Au total, les prestations de protection sociale ont atteint environ 932 milliards d’euros en 2024, soit 31,9 % du PIB. Mais ce chiffre rassemble retraites, santé, famille, chômage, handicap, logement, pauvreté et dépendance. Il ne représente donc nullement 932 milliards distribués à des personnes sans activité. La plus grande partie correspond aux pensions de retraite et aux dépenses de santé, dont bénéficient ou bénéficieront presque tous les Français. En 2023, la Direction de la recherche, des études, de l’évaluation et des statistiques (DREES) évaluait déjà ces prestations à 888 milliards d’euros. Les cotisations sociales, dans ce total, représentent 554,4 milliards d’euros avec environ les trois quarts des cotisations effectivement versées liées au travail salarié et à une part patronale nettement majoritaire. Le solde provient des travailleurs indépendants, des organismes complémentaires et d’autres cotisants. À ces versements réels s’ajoutent 72,2 milliards d’euros de cotisations dites « imputées », principalement destinées à retracer comptablement le financement des retraites publiques.
L’autre guichet : les aides aux entreprises et aux employeurs
Les entreprises bénéficient elles aussi d’un système particulièrement développé.
Le premier étage est constitué par les allègements de cotisations patronales.
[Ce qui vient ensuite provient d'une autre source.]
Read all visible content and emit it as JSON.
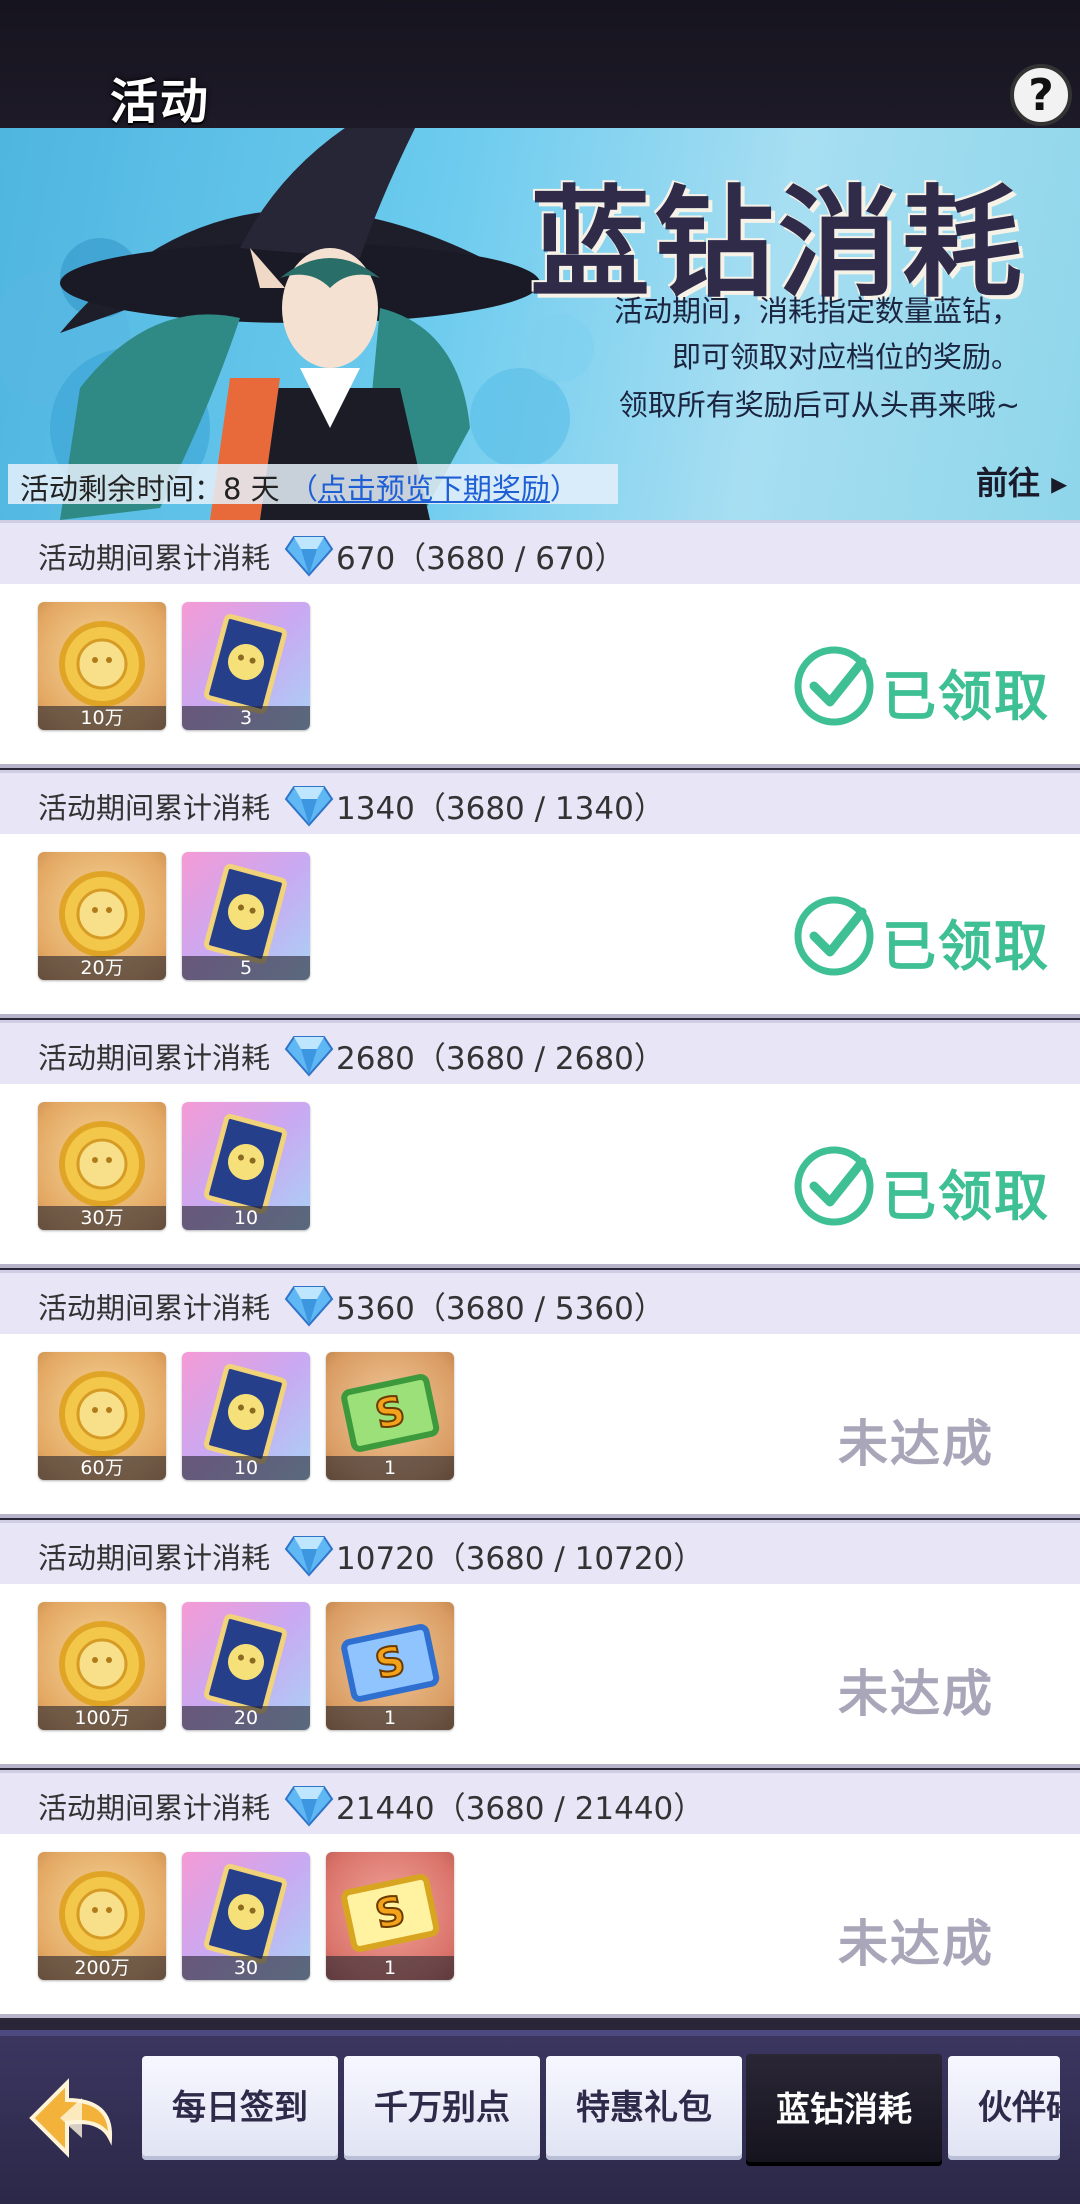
{
  "header": {
    "title": "活动",
    "help_icon": "question-mark-icon"
  },
  "banner": {
    "title": "蓝钻消耗",
    "desc_lines": [
      "活动期间，消耗指定数量蓝钻，",
      "即可领取对应档位的奖励。",
      "领取所有奖励后可从头再来哦~"
    ],
    "timer_label": "活动剩余时间：8 天",
    "timer_paren_open": "（",
    "preview_link": "点击预览下期奖励",
    "timer_paren_close": "）",
    "goto_label": "前往 ▸"
  },
  "tiers": [
    {
      "label": "活动期间累计消耗",
      "value": "670（3680 / 670）",
      "status": "已领取",
      "claimed": true,
      "rewards": [
        {
          "icon": "gold-coin-icon",
          "count": "10万"
        },
        {
          "icon": "card-pack-icon",
          "count": "3"
        }
      ]
    },
    {
      "label": "活动期间累计消耗",
      "value": "1340（3680 / 1340）",
      "status": "已领取",
      "claimed": true,
      "rewards": [
        {
          "icon": "gold-coin-icon",
          "count": "20万"
        },
        {
          "icon": "card-pack-icon",
          "count": "5"
        }
      ]
    },
    {
      "label": "活动期间累计消耗",
      "value": "2680（3680 / 2680）",
      "status": "已领取",
      "claimed": true,
      "rewards": [
        {
          "icon": "gold-coin-icon",
          "count": "30万"
        },
        {
          "icon": "card-pack-icon",
          "count": "10"
        }
      ]
    },
    {
      "label": "活动期间累计消耗",
      "value": "5360（3680 / 5360）",
      "status": "未达成",
      "claimed": false,
      "rewards": [
        {
          "icon": "gold-coin-icon",
          "count": "60万"
        },
        {
          "icon": "card-pack-icon",
          "count": "10"
        },
        {
          "icon": "s-ticket-green-icon",
          "count": "1"
        }
      ]
    },
    {
      "label": "活动期间累计消耗",
      "value": "10720（3680 / 10720）",
      "status": "未达成",
      "claimed": false,
      "rewards": [
        {
          "icon": "gold-coin-icon",
          "count": "100万"
        },
        {
          "icon": "card-pack-icon",
          "count": "20"
        },
        {
          "icon": "s-ticket-blue-icon",
          "count": "1"
        }
      ]
    },
    {
      "label": "活动期间累计消耗",
      "value": "21440（3680 / 21440）",
      "status": "未达成",
      "claimed": false,
      "rewards": [
        {
          "icon": "gold-coin-icon",
          "count": "200万"
        },
        {
          "icon": "card-pack-icon",
          "count": "30"
        },
        {
          "icon": "s-ticket-gold-icon",
          "count": "1"
        }
      ]
    }
  ],
  "tabs": [
    {
      "label": "每日签到",
      "active": false
    },
    {
      "label": "千万别点",
      "active": false
    },
    {
      "label": "特惠礼包",
      "active": false
    },
    {
      "label": "蓝钻消耗",
      "active": true
    },
    {
      "label": "伙伴碎",
      "active": false
    }
  ],
  "colors": {
    "claimed": "#3fbf94",
    "pending": "#a8a6b8",
    "link": "#1e5fd6",
    "tab_active_bg": "#15131d"
  }
}
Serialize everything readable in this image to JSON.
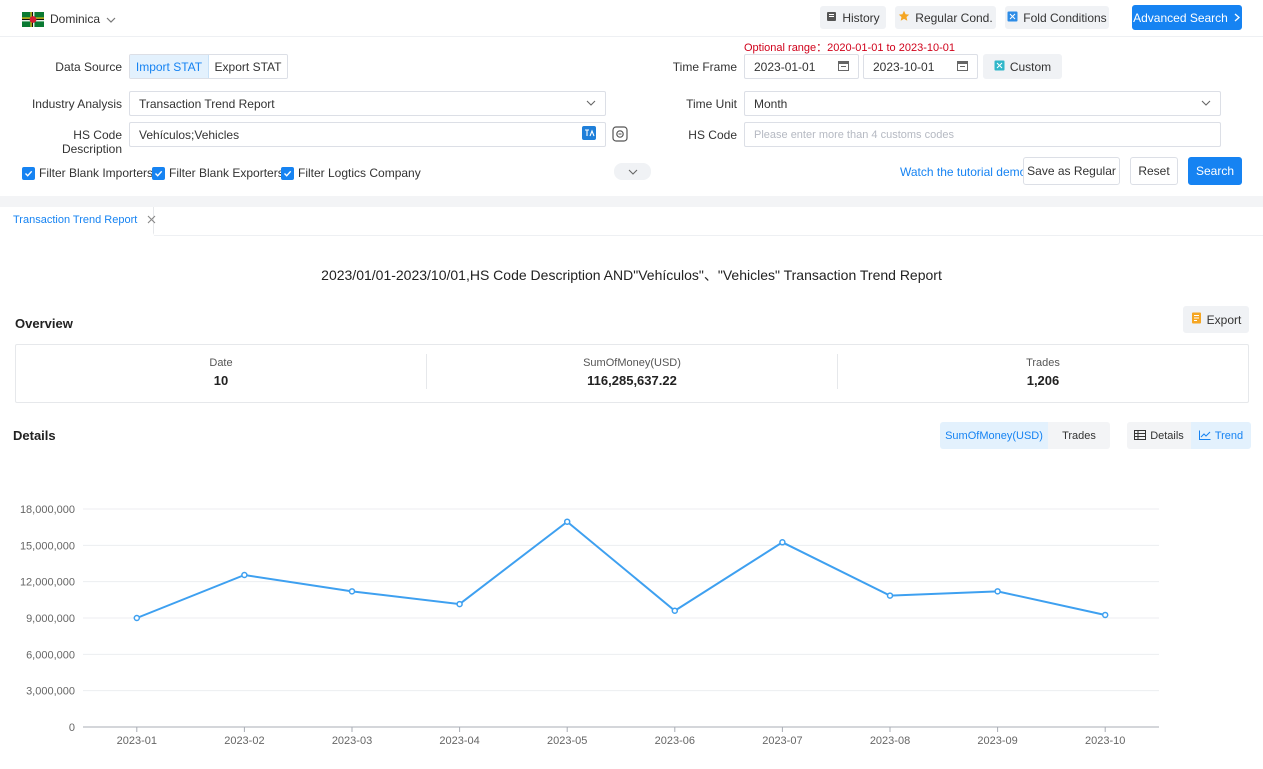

Depuis 2026, la réduction générale dégressive s’applique aux rémunérations inférieures à trois fois le SMIC et atteint son maximum au niveau du SMIC. Elle est complétée par des exonérations pour les apprentis, certains contrats aidés, l’aide à domicile, les jeunes entreprises innovantes et les employeurs implantés dans des zones prioritaires ou rurales.
Viennent ensuite les aides à l’embauche et à la formation : soutien à l’apprentissage, contrats de professionnalisation, préparation opérationnelle à l’emploi, financement de formations préalables au recrutement, aides à l’embauche de personnes handicapées, de chômeurs de longue durée ou de salariés résidant dans certains territoires.
La fiscalité comporte également de nombreux soutiens : crédit d’impôt recherche, crédit d’impôt innovation, exonérations fiscales territoriales, taux réduits, amortissements accélérés, régime mère-fille, report des déficits, aides fiscales à l’investissement, à la transition énergétique, au cinéma, à l’agriculture ou à certains secteurs industriels. Toute dépense fiscale n’est pas nécessairement un chèque remis à une entreprise, mais elle représente bien une recette à laquelle la puissance publique renonce.
Les entreprises peuvent encore recevoir des subventions nationales, européennes, régionales ou locales, des avances remboursables, des prêts bonifiés, des garanties de Bpifrance, des aides à l’exportation, à la recherche, à la numérisation, à la décarbonation, à la rénovation énergétique, à la relocalisation ou à l’investissement productif.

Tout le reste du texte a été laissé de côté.